Where to Plant Mexican Sage
This plant thrives in full sun, but will tolerate some afternoon shade. It gets to be about 3-4 feet tall and just about as wide, so give it plenty of room when you plant it. It can tolerate a variety of soils from sand to clay, but it will not tolerate its roots being in water for too long. It does, however, tolerate brief periods of drought.
About Mexican Salvia
Mexican salvia (Salvia leucantha) is just a cool plant; its flowers are fuzzy or wooly looking. It’s hardy in zones 7 through 11 and in places where it doesn’t frost, this plant will be evergreen (down to about 25 degrees F).
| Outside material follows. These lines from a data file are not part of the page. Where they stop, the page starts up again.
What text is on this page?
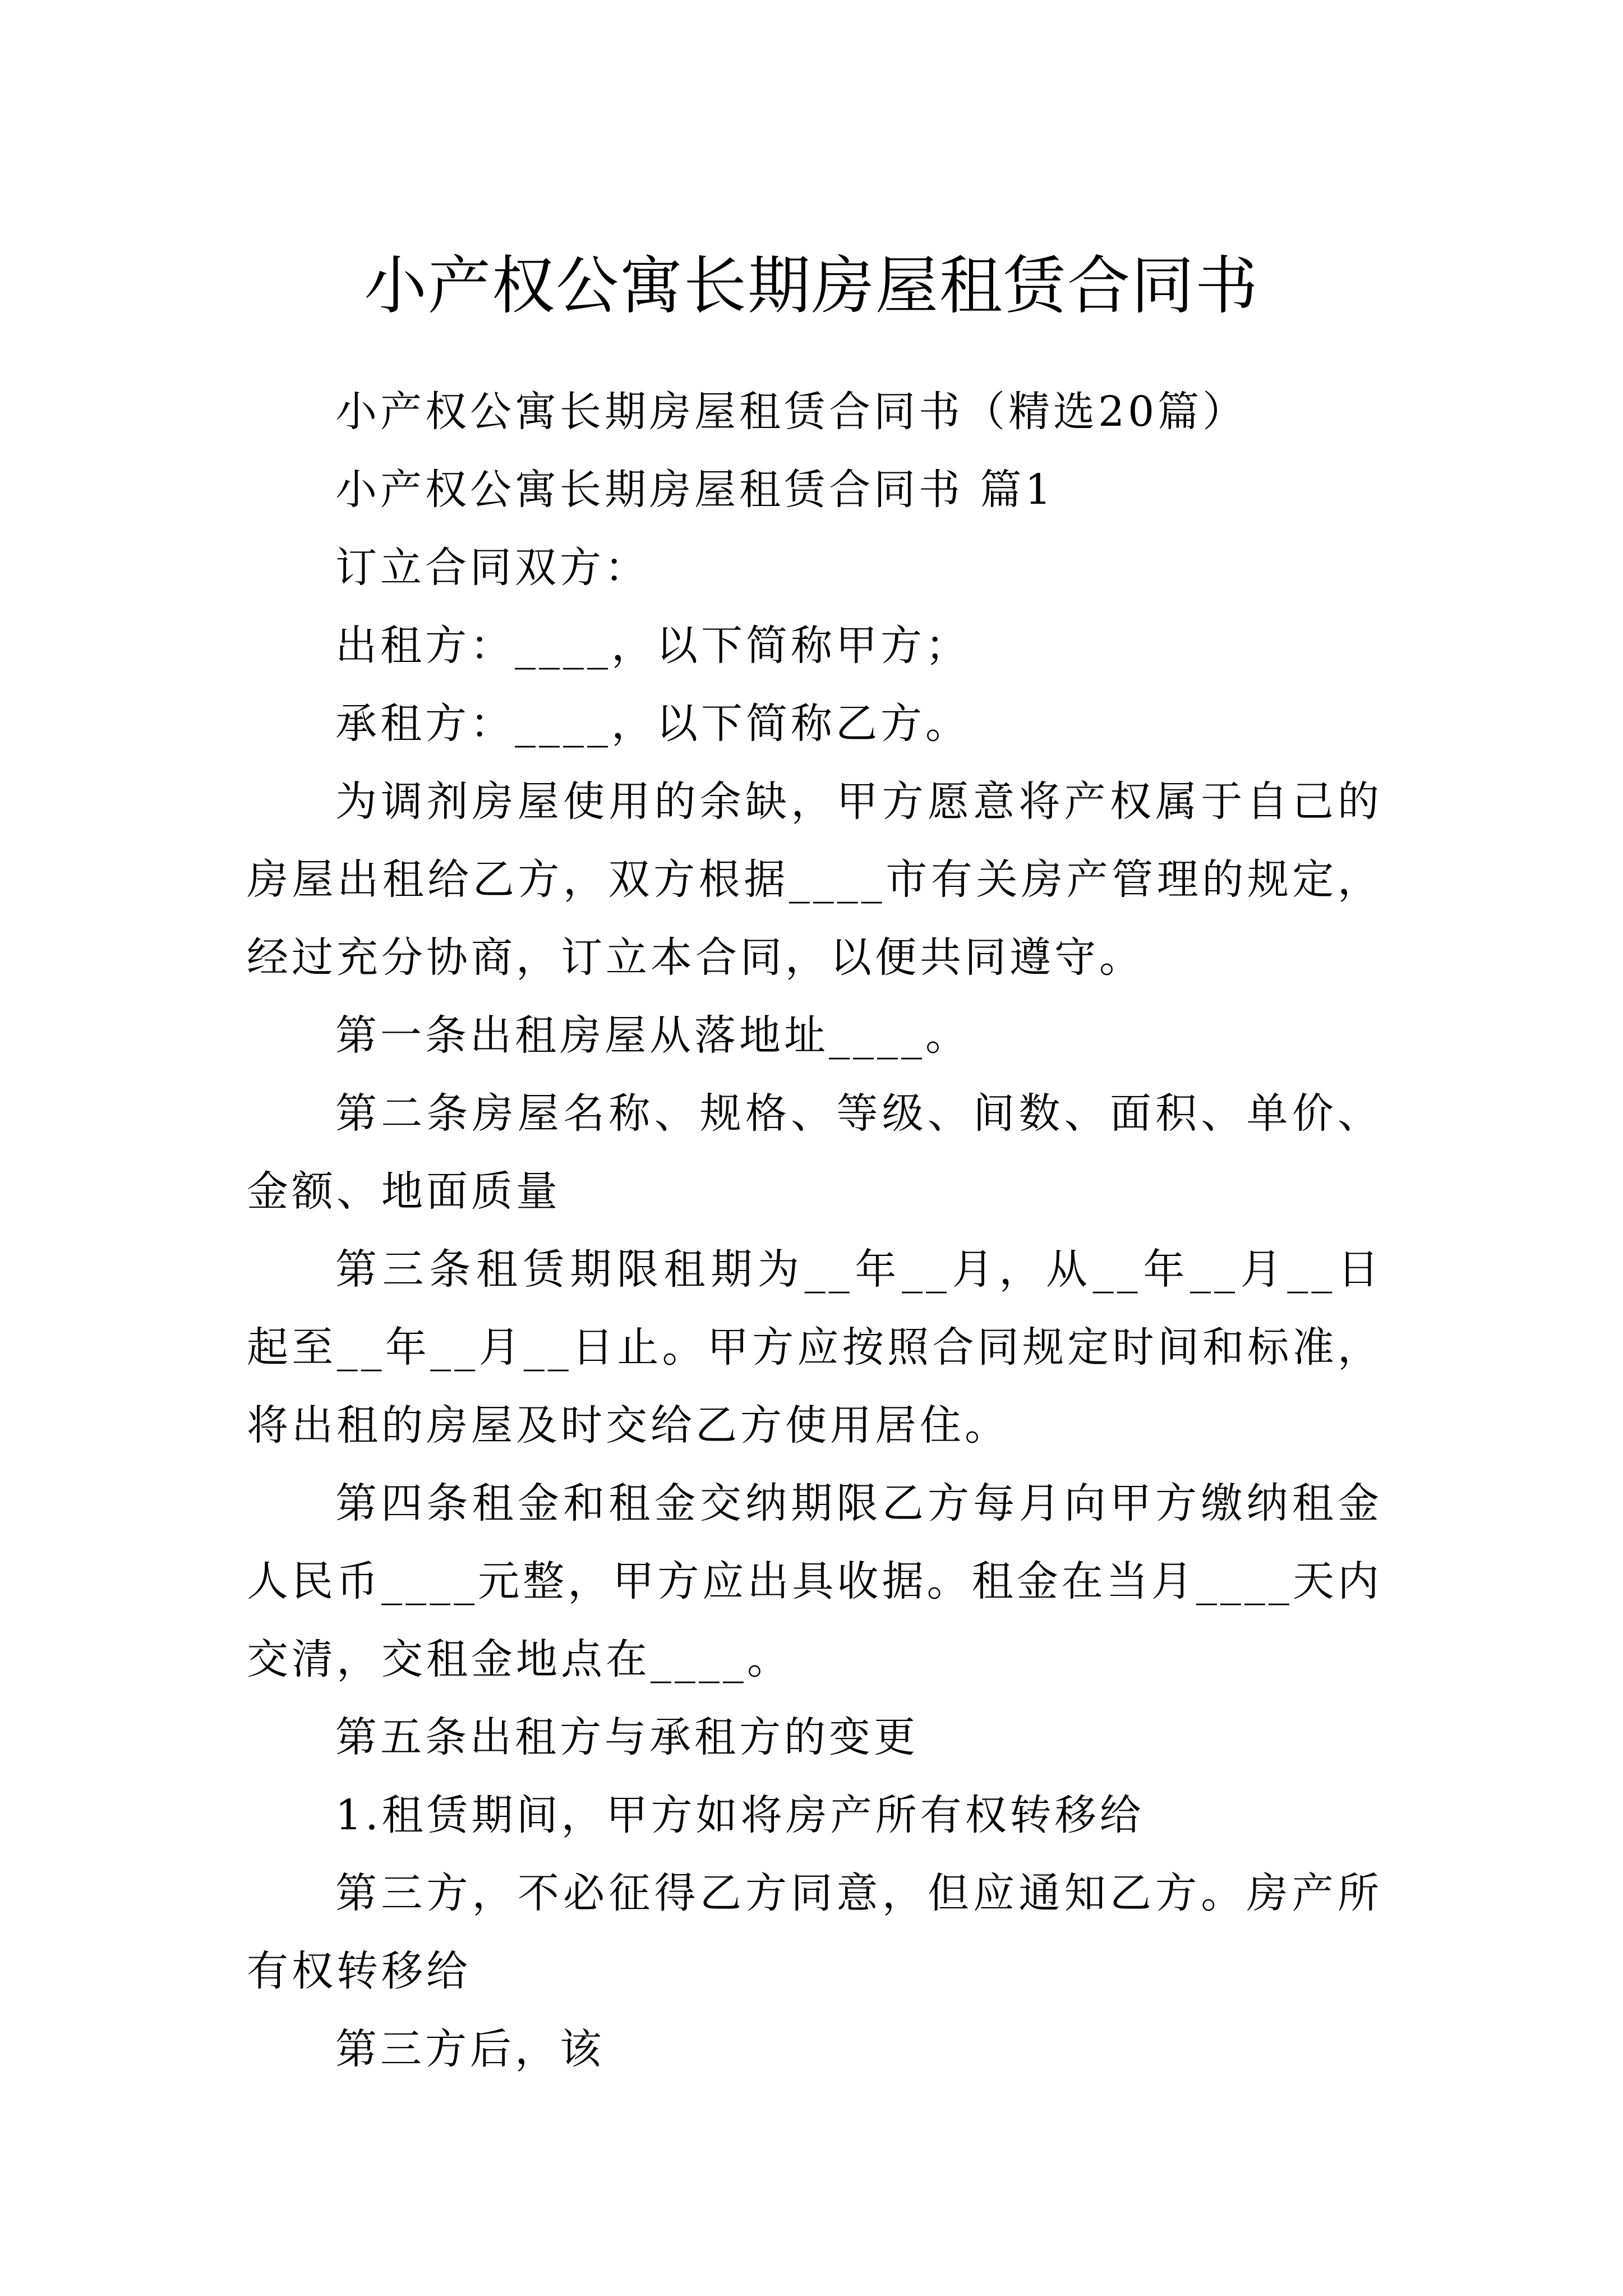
小产权公寓长期房屋租赁合同书

小产权公寓长期房屋租赁合同书（精选20篇）

小产权公寓长期房屋租赁合同书 篇1

订立合同双方：

出租方：____，以下简称甲方；

承租方：____，以下简称乙方。

为调剂房屋使用的余缺，甲方愿意将产权属于自己的房屋出租给乙方，双方根据____市有关房产管理的规定，经过充分协商，订立本合同，以便共同遵守。

第一条出租房屋从落地址____。

第二条房屋名称、规格、等级、间数、面积、单价、金额、地面质量

第三条租赁期限租期为__年__月，从__年__月__日起至__年__月__日止。甲方应按照合同规定时间和标准，将出租的房屋及时交给乙方使用居住。

第四条租金和租金交纳期限乙方每月向甲方缴纳租金人民币____元整，甲方应出具收据。租金在当月____天内交清，交租金地点在____。

第五条出租方与承租方的变更

1.租赁期间，甲方如将房产所有权转移给

第三方，不必征得乙方同意，但应通知乙方。房产所有权转移给

第三方后，该
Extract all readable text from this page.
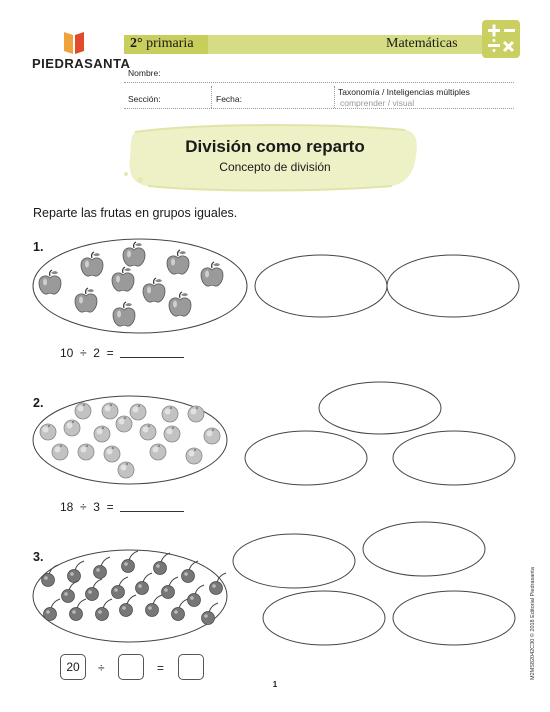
PIEDRASANTA
2° primaria	Matemáticas
Nombre:
Sección:	Fecha:
Taxonomía / Inteligencias múltiples
comprender / visual
División como reparto
Concepto de división
Reparte las frutas en grupos iguales.
1.
10 ÷ 2 =
2.
18 ÷ 3 =
3.
20	÷	=
1
M2MS82042C30 © 2018 Editorial Piedrasanta
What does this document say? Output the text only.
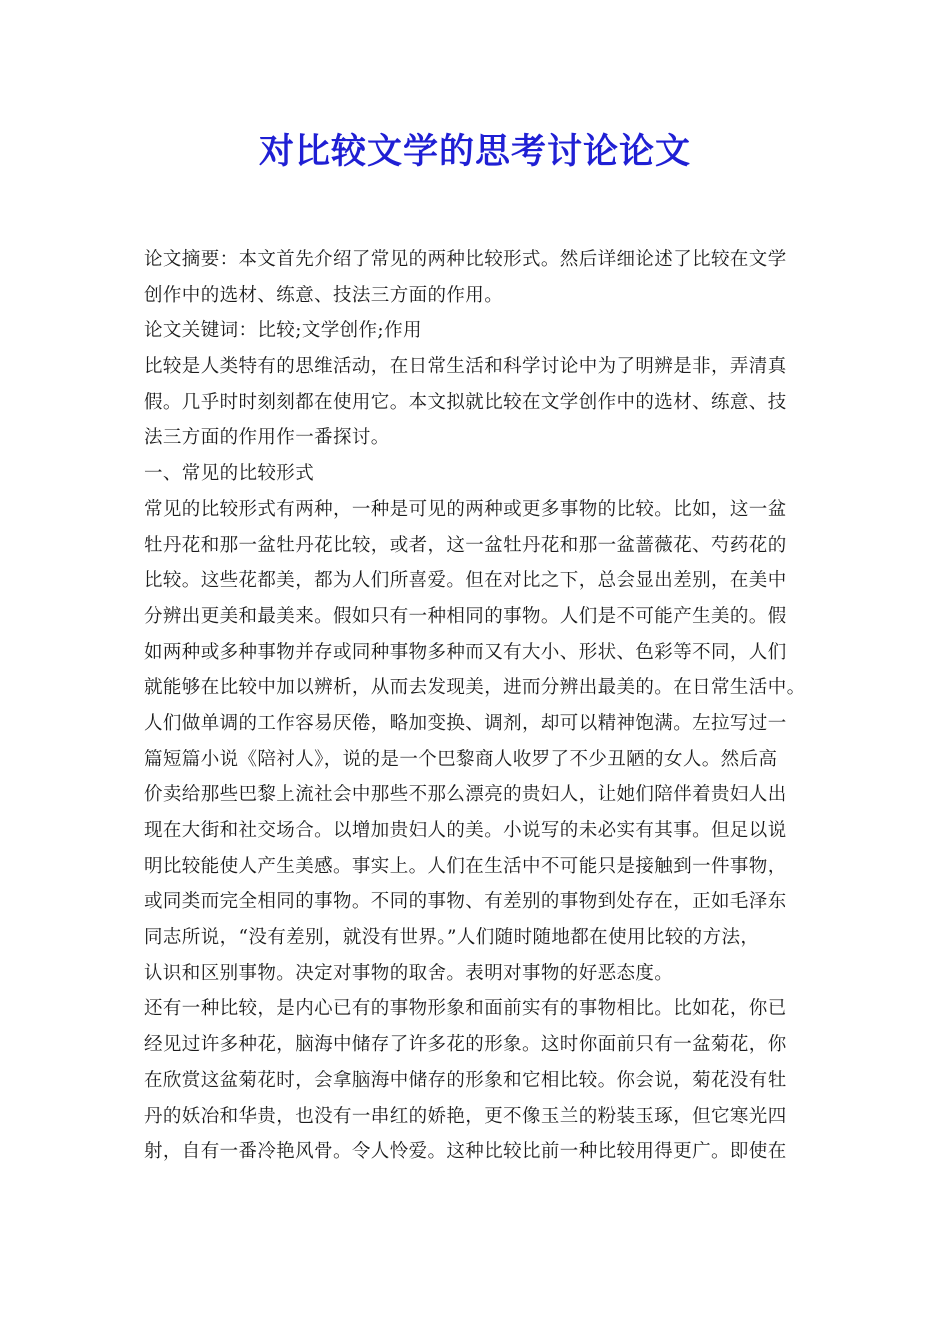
对比较文学的思考讨论论文
论文摘要：本文首先介绍了常见的两种比较形式。然后详细论述了比较在文学
创作中的选材、练意、技法三方面的作用。
论文关键词：比较;文学创作;作用
比较是人类特有的思维活动，在日常生活和科学讨论中为了明辨是非，弄清真
假。几乎时时刻刻都在使用它。本文拟就比较在文学创作中的选材、练意、技
法三方面的作用作一番探讨。
一、常见的比较形式
常见的比较形式有两种，一种是可见的两种或更多事物的比较。比如，这一盆
牡丹花和那一盆牡丹花比较，或者，这一盆牡丹花和那一盆蔷薇花、芍药花的
比较。这些花都美，都为人们所喜爱。但在对比之下，总会显出差别，在美中
分辨出更美和最美来。假如只有一种相同的事物。人们是不可能产生美的。假
如两种或多种事物并存或同种事物多种而又有大小、形状、色彩等不同，人们
就能够在比较中加以辨析，从而去发现美，进而分辨出最美的。在日常生活中。
人们做单调的工作容易厌倦，略加变换、调剂，却可以精神饱满。左拉写过一
篇短篇小说《陪衬人》，说的是一个巴黎商人收罗了不少丑陋的女人。然后高
价卖给那些巴黎上流社会中那些不那么漂亮的贵妇人，让她们陪伴着贵妇人出
现在大街和社交场合。以增加贵妇人的美。小说写的未必实有其事。但足以说
明比较能使人产生美感。事实上。人们在生活中不可能只是接触到一件事物，
或同类而完全相同的事物。不同的事物、有差别的事物到处存在，正如毛泽东
同志所说，“没有差别，就没有世界。”人们随时随地都在使用比较的方法，
认识和区别事物。决定对事物的取舍。表明对事物的好恶态度。
还有一种比较，是内心已有的事物形象和面前实有的事物相比。比如花，你已
经见过许多种花，脑海中储存了许多花的形象。这时你面前只有一盆菊花，你
在欣赏这盆菊花时，会拿脑海中储存的形象和它相比较。你会说，菊花没有牡
丹的妖冶和华贵，也没有一串红的娇艳，更不像玉兰的粉装玉琢，但它寒光四
射，自有一番冷艳风骨。令人怜爱。这种比较比前一种比较用得更广。即使在
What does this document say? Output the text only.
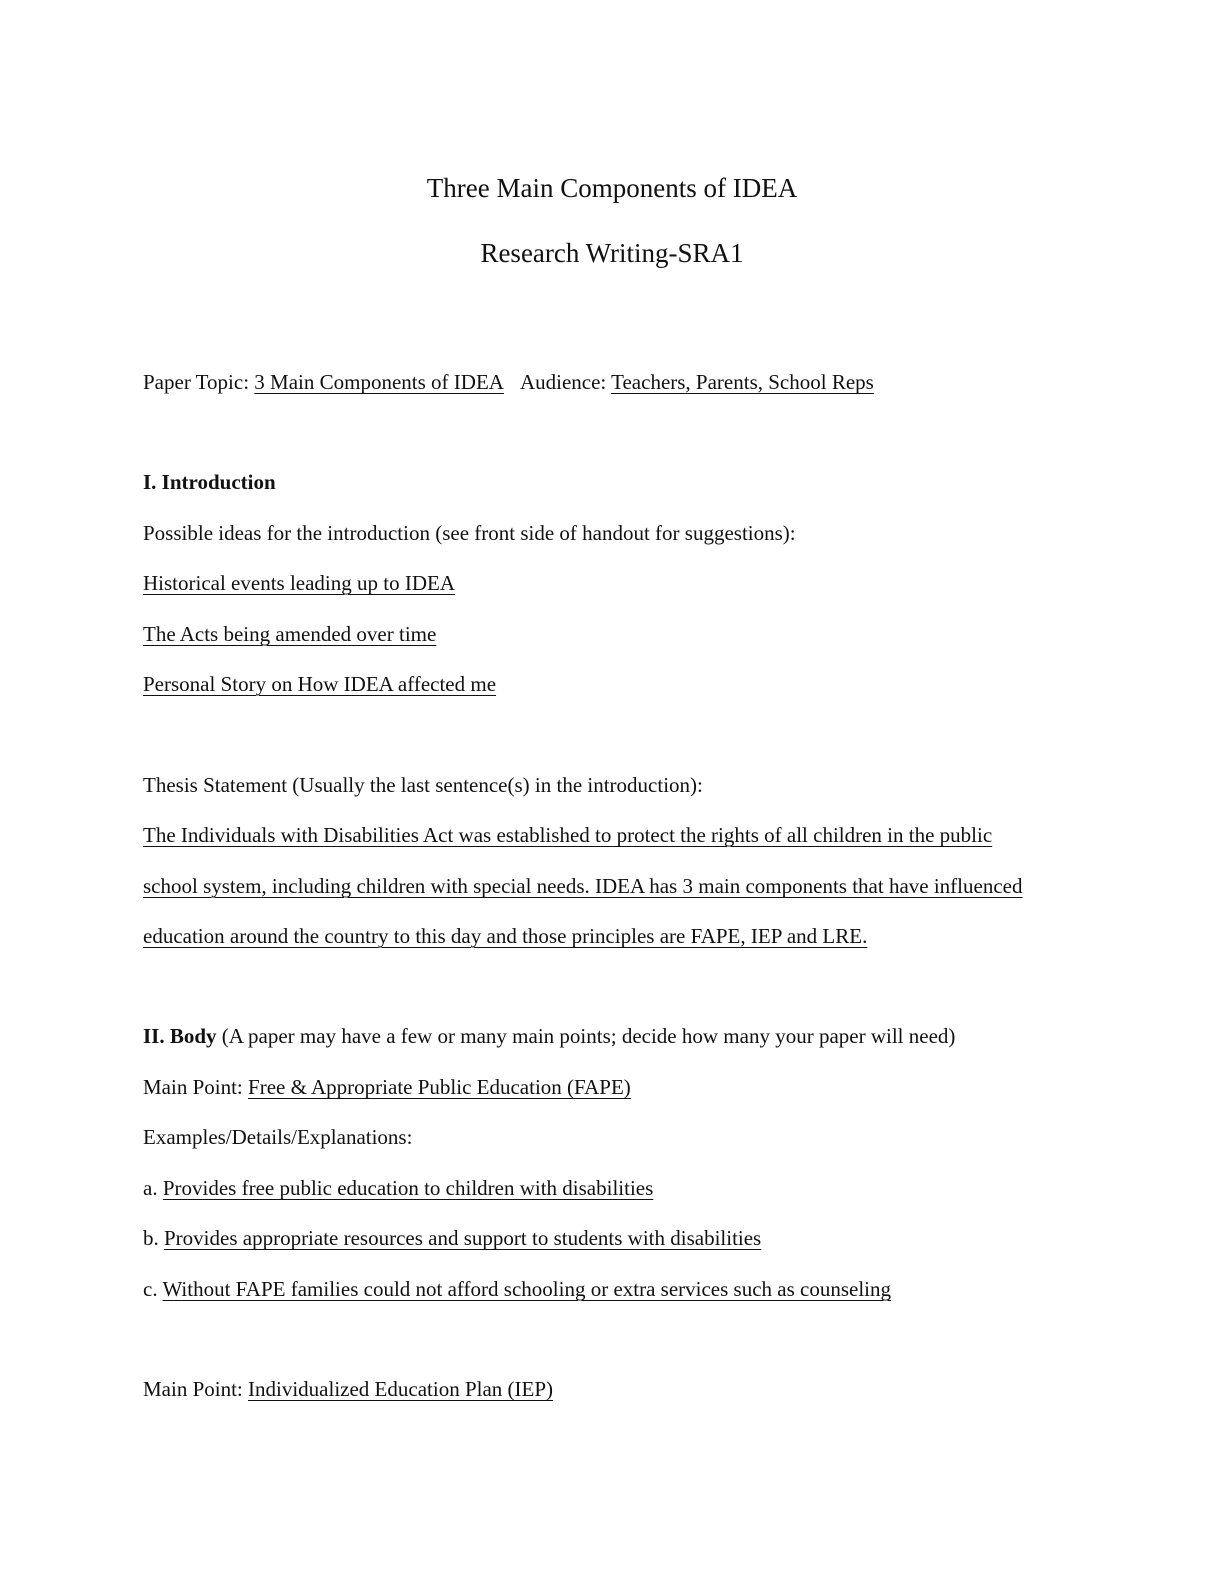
Three Main Components of IDEA
Research Writing-SRA1
Paper Topic: 3 Main Components of IDEA Audience: Teachers, Parents, School Reps
I. Introduction
Possible ideas for the introduction (see front side of handout for suggestions):
Historical events leading up to IDEA
The Acts being amended over time
Personal Story on How IDEA affected me
Thesis Statement (Usually the last sentence(s) in the introduction):
The Individuals with Disabilities Act was established to protect the rights of all children in the public
school system, including children with special needs. IDEA has 3 main components that have influenced
education around the country to this day and those principles are FAPE, IEP and LRE.
II. Body (A paper may have a few or many main points; decide how many your paper will need)
Main Point: Free & Appropriate Public Education (FAPE)
Examples/Details/Explanations:
a. Provides free public education to children with disabilities
b. Provides appropriate resources and support to students with disabilities
c. Without FAPE families could not afford schooling or extra services such as counseling
Main Point: Individualized Education Plan (IEP)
It is native to Mexico and Central America but is used throughout the United States in gardens and container plantings.
Here are some of its features
- drought tolerant
- flowers in late summer through fall
- deer resistant (the voracious deer in my yard haven’t even touched it)
- attracts bees, hummingbirds, butterflies
- adds nice fall color when everything else is slowing down
To increase bloom time and keep the plant from drooping, you can deadhead. You will need to cut back the dead growth in early spring to provide room for new growth.
Good Color Combinations
I really like this plant in a border or edge but it also mixes really well with reds and oranges, providing a nice contrast. The fuzziness of the flowers also add a bit of textural interest.
Try pairing it with hot lips salvia – another great fall-blooming plant. Hot lips salvia (Salvia microphylla) has tiny red and white flowers that contrast well with the purple of Mexican salvia.
This plant can propagate from cuttings and seeds. When taking cuttings, use younger, greener stems for better results. You can also bury some of the attached stems into the top few inches of soil and it will grow roots.